For the complete documentation index, see llms.txt. Markdown versions of all pages are available by appending .md to any URL (e.g. /max/get-started.md).

Mojo function

dispatch_async_kernel

def dispatch_async_kernel[input_type: DType, num_threads: Int, input_tokens_layout: TensorLayout, topk_ids_layout: TensorLayout, n_sms: Int, n_experts: Int, n_ranks: Int, max_tokens_per_rank: Int, p2p_world_size: Int, token_fmt_type: TokenFormat, input_scales_wrapper: Optional[def[dtype: DType](Int) capturing thin -> Scalar[dtype]] = None, use_shmem: Bool = True](input_tokens: TileTensor[input_type, input_tokens_layout, ImmUntrackedOrigin], topk_ids: TileTensor[DType.int32, topk_ids_layout, ImmUntrackedOrigin], send_buf_p: Pointer[UInt8, MutUntrackedOrigin, _safe=False], recv_buf_ptrs: Array[Pointer[UInt8, MutUntrackedOrigin, _safe=False], p2p_world_size], recv_count_ptrs: Array[Pointer[UInt64, MutUntrackedOrigin, _safe=False], p2p_world_size], ep_counters: EPLocalSyncCounters[n_experts], my_rank: Int32)
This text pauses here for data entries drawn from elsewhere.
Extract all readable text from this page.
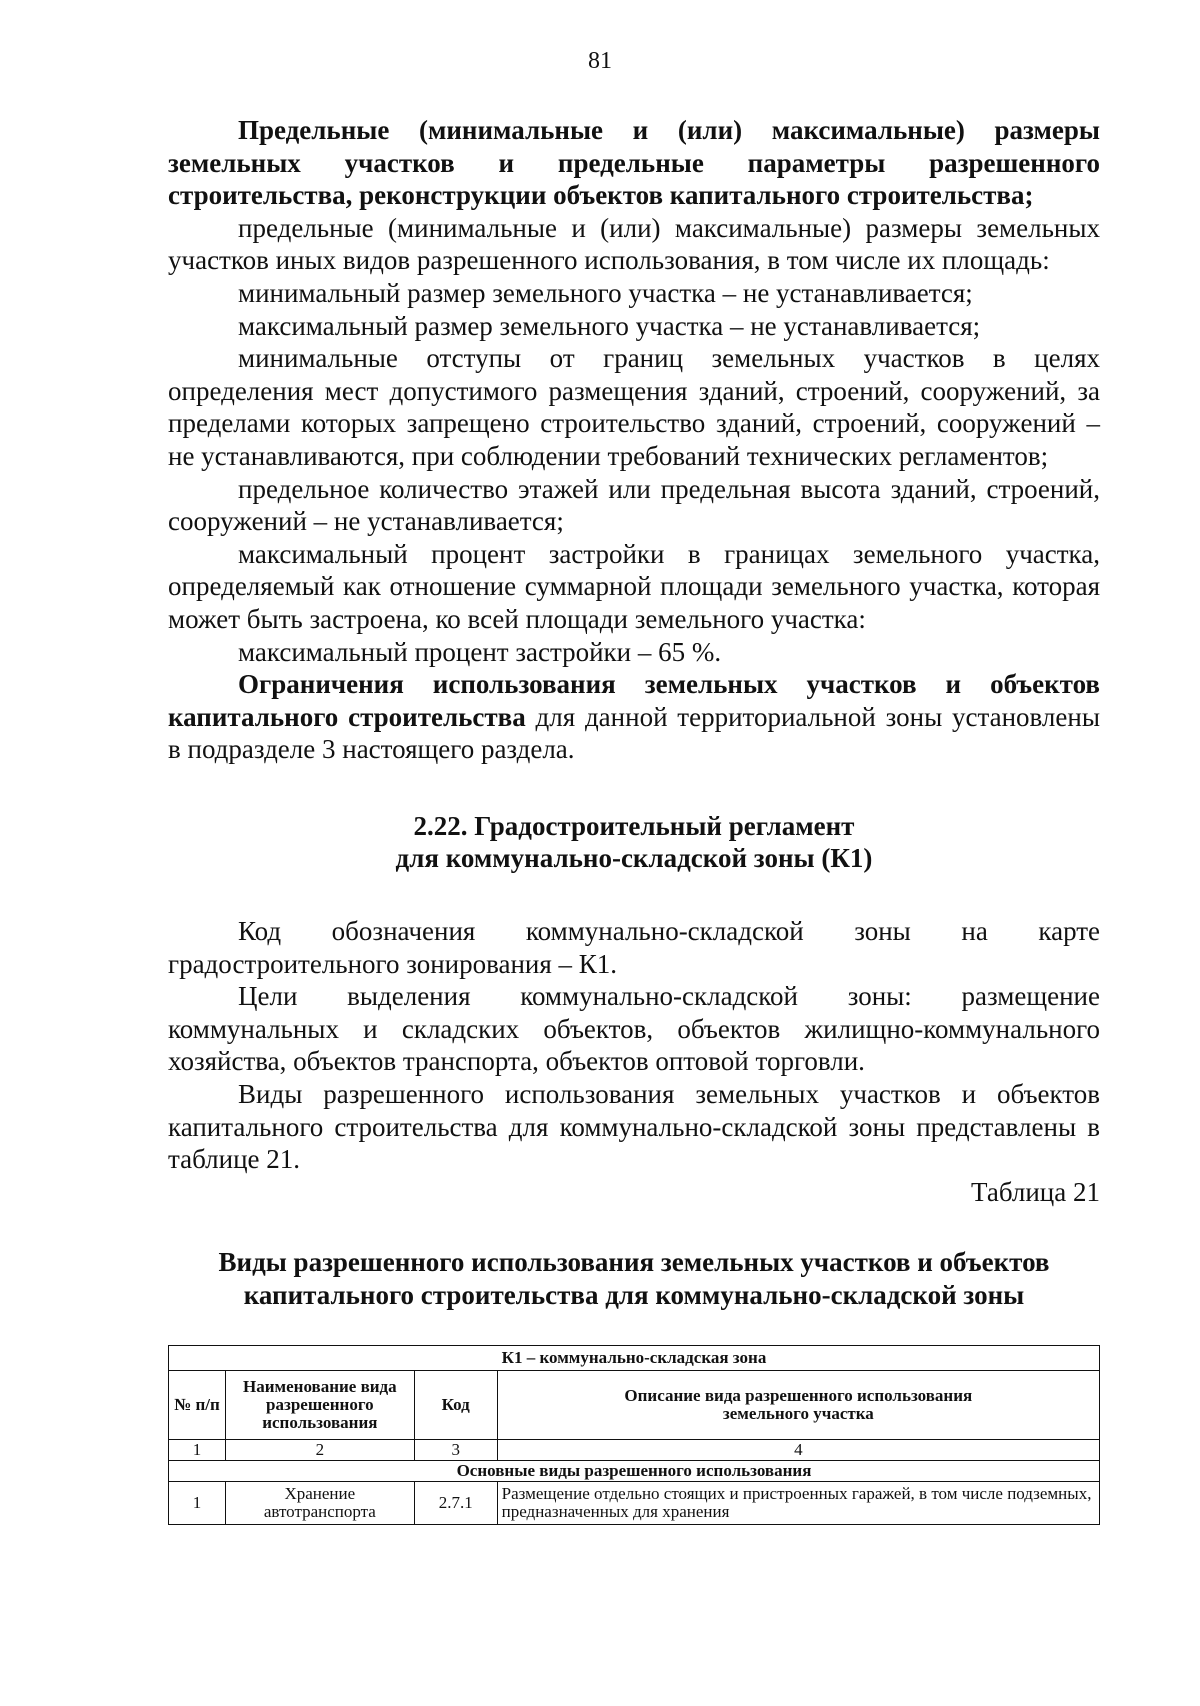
81

Предельные (минимальные и (или) максимальные) размеры земельных участков и предельные параметры разрешенного строительства, реконструкции объектов капитального строительства;

предельные (минимальные и (или) максимальные) размеры земельных участков иных видов разрешенного использования, в том числе их площадь:

минимальный размер земельного участка – не устанавливается;

максимальный размер земельного участка – не устанавливается;

минимальные отступы от границ земельных участков в целях определения мест допустимого размещения зданий, строений, сооружений, за пределами которых запрещено строительство зданий, строений, сооружений – не устанавливаются, при соблюдении требований технических регламентов;

предельное количество этажей или предельная высота зданий, строений, сооружений – не устанавливается;

максимальный процент застройки в границах земельного участка, определяемый как отношение суммарной площади земельного участка, которая может быть застроена, ко всей площади земельного участка:

максимальный процент застройки – 65 %.

Ограничения использования земельных участков и объектов капитального строительства для данной территориальной зоны установлены в подразделе 3 настоящего раздела.

2.22. Градостроительный регламент

для коммунально-складской зоны (К1)

Код обозначения коммунально-складской зоны на карте градостроительного зонирования – К1.

Цели выделения коммунально-складской зоны: размещение коммунальных и складских объектов, объектов жилищно-коммунального хозяйства, объектов транспорта, объектов оптовой торговли.

Виды разрешенного использования земельных участков и объектов капитального строительства для коммунально-складской зоны представлены в таблице 21.

Таблица 21

Виды разрешенного использования земельных участков и объектов

капитального строительства для коммунально-складской зоны

К1 – коммунально-складская зона			
№ п/п	Наименование вида разрешенного использования	Код	Описание вида разрешенного использования земельного участка
1	2	3	4
Основные виды разрешенного использования			
1	Хранение автотранспорта	2.7.1	Размещение отдельно стоящих и пристроенных гаражей, в том числе подземных, предназначенных для хранения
Dispatch tokens to experts on remote ranks based on the top-k expert IDs. This kernel utilizes the non-blocking SHMEM API if use_shmem is True, and would return immediately after initiating the communication. The communication is considered complete after calling the dispatch_wait_kernel.

Parameters:

input_type (DType): The type of the input tokens.
num_threads (Int): The number of threads in the block.
input_tokens_layout (TensorLayout): The layout of the input tokens.
topk_ids_layout (TensorLayout): The layout of the top-k expert IDs.
n_sms (Int): The total number of SMs in the device.
n_experts (Int): The total number of experts in the model.
n_ranks (Int): The number of all devices participating in the communication.
max_tokens_per_rank (Int): The maximum number of tokens per rank.
p2p_world_size (Int): Size of a High-speed GPU interconnect group.
token_fmt_type (TokenFormat): Type conforming to TokenFormat trait that defines the token encoding scheme.
input_scales_wrapper (Optional[def[dtype: DType](Int) capturing thin -> Scalar[dtype]]): The wrapper for the input scales.
use_shmem (Bool): Whether to use the SHMEM API for the communication.

Args:

input_tokens (TileTensor[input_type, input_tokens_layout, ImmUntrackedOrigin]): The input tokens to be dispatched.
topk_ids (TileTensor[DType.int32, topk_ids_layout, ImmUntrackedOrigin]): The top-k expert IDs for each token.
send_buf_p (Pointer[UInt8, MutUntrackedOrigin, _safe=False]): The pointer to the send buffer. The underlying buffer is of shape (max_tokens_per_rank, msg_bytes). Need to be allocated using shmem_alloc if use_shmem is True.
recv_buf_ptrs (Array[Pointer[UInt8, MutUntrackedOrigin, _safe=False], p2p_world_size]): An array of pointers to the receive buffers for each device in the p2p world. Each buffer is of shape (n_local_experts, n_ranks, max_tokens_per_rank, msg_bytes). Need to be allocated using shmem_alloc if use_shmem is True.
recv_count_ptrs (Array[Pointer[UInt64, MutUntrackedOrigin, _safe=False], p2p_world_size]): An array of pointers to the receive count buffers for each device in the p2p world. Each buffer is of shape (n_local_experts, n_ranks). Need to be allocated using shmem_alloc if use_shmem is True.
ep_counters (EPLocalSyncCounters[n_experts]): EP atomic counters for kernel synchronization.
my_rank (Int32): The rank of the current device.